Coordination of Benefits involves determining which of two health plans that both cover an individual, should cover the individual first. Coordination of benefits language has generally remained the same using several allocation methods. However, many plan sponsors are unaware that there is no national standard for coordination language and sponsors are given latitude to draft favorable coordination provisions with the knowledge that another plan may be required to cover the individual’s claims.

Coordination of Benefits principles are only relevant when there are at least two plans which may be required to cover the same claim. One of the most popular reasons for dual coverage, is an employee who is covered under his or her employer’s plan and also under his or her spouse’s plan. A plan must use careful drafting to put itself in the most favorable position and avoid another plan’s well-drafted coordination provisions. Every Plan should contain the following drafting provisions:

  • Limit any payments for failure of participant to meet the technical requirements (such as pre-authorization) of another plan; and
  • Limit the amount of expenditures when coordination of benefits provision is exercised (such as $1,000).

Adding these provisions to a carefully drafted plan document will allow health plans to recover dollars otherwise owed to the plan by participants.

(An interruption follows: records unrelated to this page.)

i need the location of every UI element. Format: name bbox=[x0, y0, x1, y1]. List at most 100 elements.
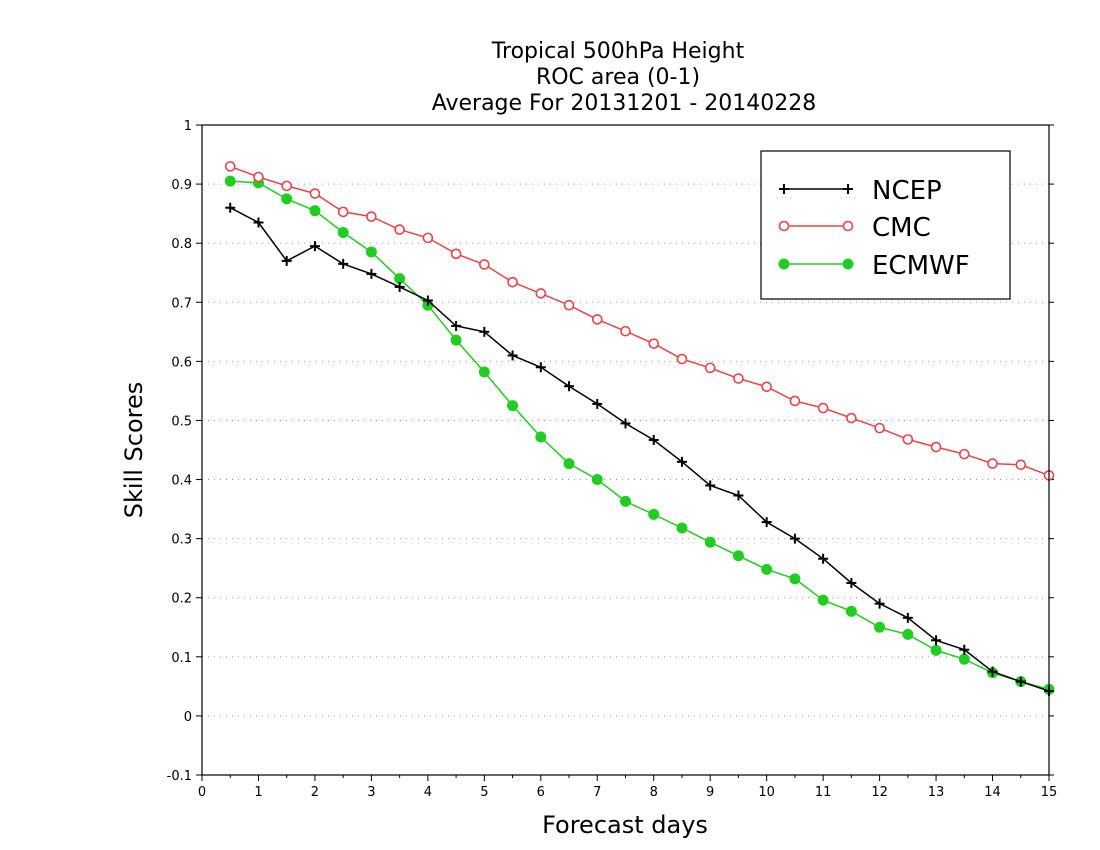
x-tick-label: 4 bbox=[424, 785, 432, 800]
data-point-ecmwf bbox=[337, 227, 349, 239]
data-point-ecmwf bbox=[224, 175, 236, 187]
data-point-ecmwf bbox=[450, 334, 462, 346]
series-ncep bbox=[225, 202, 1054, 697]
series-line-ncep bbox=[229, 207, 1050, 692]
data-point-ncep bbox=[535, 362, 546, 373]
legend-label-ncep: NCEP bbox=[872, 176, 942, 206]
data-point-ncep bbox=[987, 666, 998, 677]
x-tick-label: 13 bbox=[928, 785, 945, 800]
data-point-cmc bbox=[591, 314, 603, 325]
x-tick-label: 0 bbox=[198, 785, 206, 800]
data-point-ecmwf bbox=[535, 431, 547, 443]
data-point-cmc bbox=[902, 434, 914, 445]
data-point-ncep bbox=[338, 258, 349, 269]
chart-title: Tropical 500hPa Height ROC area (0-1) Av… bbox=[432, 39, 817, 116]
data-point-ncep bbox=[366, 268, 377, 279]
data-point-ecmwf bbox=[507, 400, 519, 412]
data-point-cmc bbox=[648, 338, 660, 349]
data-point-cmc bbox=[281, 180, 293, 192]
data-point-ecmwf bbox=[563, 458, 575, 470]
x-axis-title: Forecast days bbox=[542, 811, 708, 839]
x-tick-label: 10 bbox=[758, 785, 775, 800]
data-point-ecmwf bbox=[732, 550, 744, 562]
data-point-ecmwf bbox=[761, 563, 773, 575]
data-point-cmc bbox=[366, 211, 377, 222]
data-point-cmc bbox=[253, 171, 264, 183]
legend-item-ecmwf: ECMWF bbox=[778, 251, 970, 281]
data-point-cmc bbox=[733, 373, 744, 384]
x-tick-label: 11 bbox=[815, 785, 832, 800]
data-point-ecmwf bbox=[930, 644, 942, 656]
data-point-ncep bbox=[789, 533, 800, 544]
legend-label-ecmwf: ECMWF bbox=[872, 251, 970, 281]
x-tick-label: 7 bbox=[593, 785, 601, 800]
title-line-3: Average For 20131201 - 20140228 bbox=[432, 91, 817, 116]
y-tick-label: 0.3 bbox=[171, 533, 192, 548]
data-point-cmc bbox=[846, 412, 857, 424]
legend-marker-cmc bbox=[778, 220, 790, 232]
y-tick-label: 0.9 bbox=[171, 178, 192, 193]
data-point-ncep bbox=[620, 418, 631, 429]
data-point-ncep bbox=[592, 398, 603, 409]
data-point-ecmwf bbox=[591, 474, 603, 486]
data-point-ecmwf bbox=[958, 653, 970, 665]
y-tick-label: 0.5 bbox=[171, 414, 192, 429]
x-tick-label: 6 bbox=[537, 785, 545, 800]
data-point-cmc bbox=[817, 402, 829, 414]
legend-marker-ncep bbox=[843, 184, 853, 194]
data-point-ncep bbox=[479, 326, 490, 337]
data-point-cmc bbox=[309, 188, 321, 199]
x-tick-label: 3 bbox=[367, 785, 375, 800]
x-tick-label: 14 bbox=[984, 785, 1001, 800]
data-point-ncep bbox=[761, 517, 772, 528]
legend-item-cmc: CMC bbox=[778, 213, 931, 243]
legend-marker-ecmwf bbox=[778, 258, 790, 270]
plot-area-frame bbox=[201, 124, 1050, 776]
data-point-cmc bbox=[563, 299, 575, 311]
data-point-ecmwf bbox=[620, 495, 631, 507]
data-point-ncep bbox=[451, 320, 462, 331]
data-point-ecmwf bbox=[817, 594, 829, 606]
y-tick-label: 1 bbox=[184, 119, 192, 134]
data-point-ncep bbox=[676, 456, 687, 467]
axis-ticks: -0.100.10.20.30.40.50.60.70.80.910 1 2 3 4 5 6… bbox=[167, 119, 1058, 800]
data-point-ncep bbox=[309, 241, 320, 252]
data-point-ecmwf bbox=[676, 522, 688, 534]
data-point-ecmwf bbox=[478, 366, 490, 378]
data-point-ecmwf bbox=[309, 205, 321, 217]
data-point-cmc bbox=[987, 458, 998, 469]
data-point-ncep bbox=[564, 381, 575, 392]
data-point-cmc bbox=[394, 224, 405, 235]
x-tick-label: 9 bbox=[706, 785, 714, 800]
data-point-cmc bbox=[704, 362, 716, 374]
x-tick-label: 1 bbox=[254, 785, 262, 800]
title-line-2: ROC area (0-1) bbox=[536, 65, 700, 90]
data-point-cmc bbox=[224, 161, 236, 172]
series-cmc bbox=[224, 161, 1055, 481]
x-tick-label: 5 bbox=[480, 785, 488, 800]
data-point-cmc bbox=[507, 276, 518, 288]
legend-marker-ecmwf bbox=[842, 258, 854, 270]
data-point-cmc bbox=[479, 259, 490, 270]
title-line-1: Tropical 500hPa Height bbox=[491, 39, 745, 64]
data-point-ncep bbox=[648, 434, 659, 445]
data-point-ecmwf bbox=[789, 573, 801, 585]
data-point-cmc bbox=[450, 248, 462, 260]
series-layer bbox=[224, 161, 1055, 697]
data-point-ncep bbox=[422, 295, 433, 306]
y-tick-label: 0.7 bbox=[171, 296, 192, 311]
y-tick-label: 0.6 bbox=[171, 355, 192, 370]
data-point-ncep bbox=[705, 480, 716, 491]
data-point-ecmwf bbox=[365, 246, 377, 258]
data-point-ncep bbox=[225, 202, 236, 213]
y-tick-label: 0.8 bbox=[171, 237, 192, 252]
y-tick-label: 0.1 bbox=[171, 651, 192, 666]
data-point-cmc bbox=[535, 288, 547, 299]
data-point-cmc bbox=[789, 395, 801, 407]
x-tick-label: 15 bbox=[1041, 785, 1058, 800]
legend-item-ncep: NCEP bbox=[779, 176, 942, 206]
x-tick-label: 12 bbox=[871, 785, 888, 800]
data-point-ecmwf bbox=[281, 193, 293, 205]
data-point-cmc bbox=[422, 232, 434, 244]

Plans should not assume that recovery is made for amounts paid to participants and then recovered by such participants from third parties. In addition, with the growing use of double coverage, plans should make effort to avoid subsidizing health insurance for an individual who has coverage from two separate employers. Poorly drafted subrogation and coordination of benefits clauses contribute to the increasing health care costs; correcting these provisions provide an opportunity for your company or your clients to save dollars.